Call the doctor, burgeoning Internet of Things (IoT) devices are having a crisis! During a panel discussion at ARM TechCon, industry experts discussed the challenges of securing millions of devices.
Kevin Krewell, principal analyst at Tirias Research, said he was stunned by the number of connected device startups at this year’s Consumer Electronics Show in Las Vegas. Many companies had good ideas, but had put no thought into securing their devices from attacks.
“There is no pure security. There are levels of insecurity but no guarantee of 100% security,” said Krewell, who moderated the panel.
The semiconductor industry didn’t have a good understanding of different embedded segments until recently because communication buses were proprietary and there wasn’t much of an attack surface, said Zach Shelby, vice president of marketing for ARM’s IoT group.

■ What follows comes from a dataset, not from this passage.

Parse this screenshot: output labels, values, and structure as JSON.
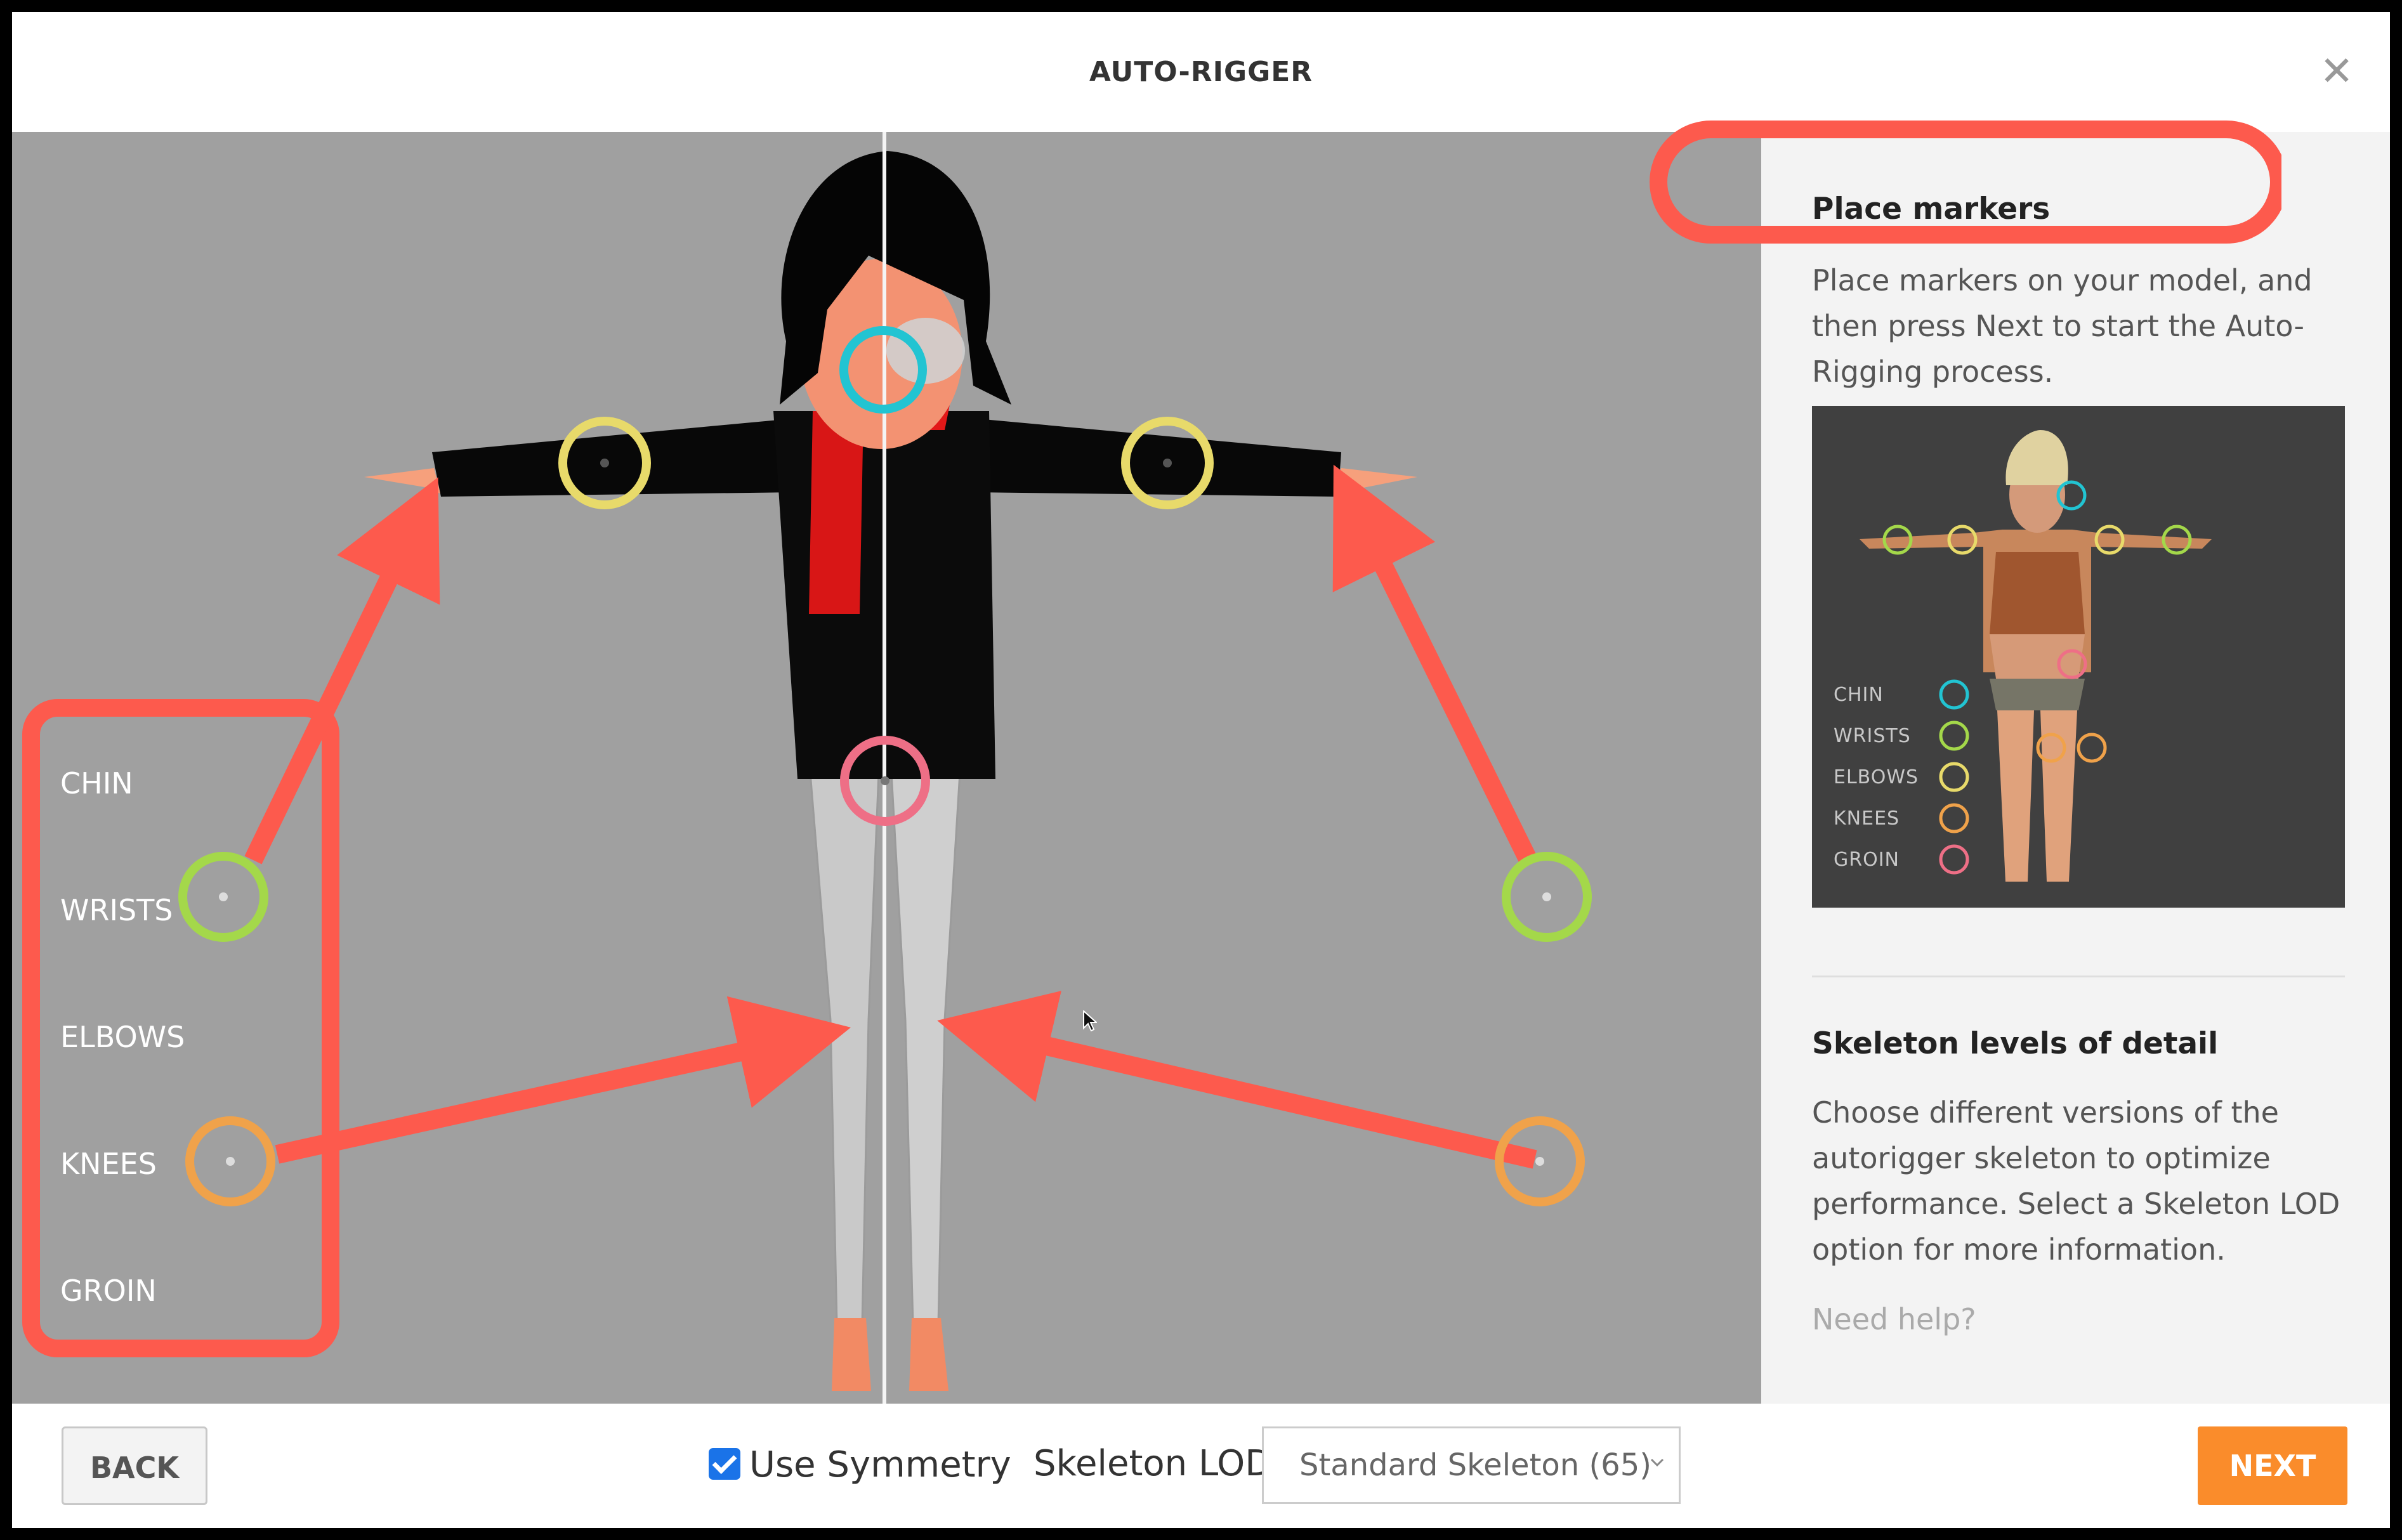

“Now we’ve just exposed hundreds of millions or billions of devices to the Internet,” he said. “I believe we need to do a little bit of a reset in what our expectations are… with those devices.”
More connected devices create more targets with more information for attackers, said Paul Kocher, chief scientist of cryptography research at Rambus. Vulnerabilities are being created far faster than they’re being fixed.
Moderator: There’s more of an attack surface, there’s the complexity of the interconnect, there are so many verticals. Does each have enough security?
Shelby: There are multiple levels of security problems in communications. A lot of people think of security as what do we do about authentication and encryption over the air for things like Wi-Fi, Bluetooth and Thread. While that sounds important, I think it’s a much smaller problem.
The issue is when we build really, really large systems connected to the cloud using protocols.
Eduardo Montanez, global systems and architecture manager for Freescale microcontrollers: It’s not just about addressing security challenges, but not making [security] over-complex.
Moderator: Who’s going to pay for more secure devices, protocols, and cloud? The consumer certainly won’t.
Montanez: I really do think that the developer needs to contribute — either form having someone steal their IP or for implementing security that their product needs. I think it’s almost a no-brainer. They have to ensure their investment, which is their end product.
Kocher: People will say they want security but won’t actually pay for it when it comes time. A lot of what we’ve had to wait for was for Moore’s Law to make transistors cheap enough to build security in. The other way to look at the cost question is: what are your losses if you screw up?
Shelby: Whether you pay for it now or pay for it later, it’s good. But in the hardware sense…it’s gotta be in there. For example, ARM is bringing TrustZone into all microcontrollers; microcontrollers have been kind of a forgotten space but at the same time it’s been a huge volume.
Montanez: We’ve had that in our devices for some time.
Shelby: We can’t randomly add things in; it has to be part of the computing architecture. In embedded industry we’ve shot ourselves in the foot – we’ve nickled and dimed our vendors to death [for security add-ons].
Moderator: But you can’t just layer top security into a hardware environment.
Shelby: I think all technology players need to start paying for [security] built into platforms. Then we need developers to incur a little bit of that cost in volume.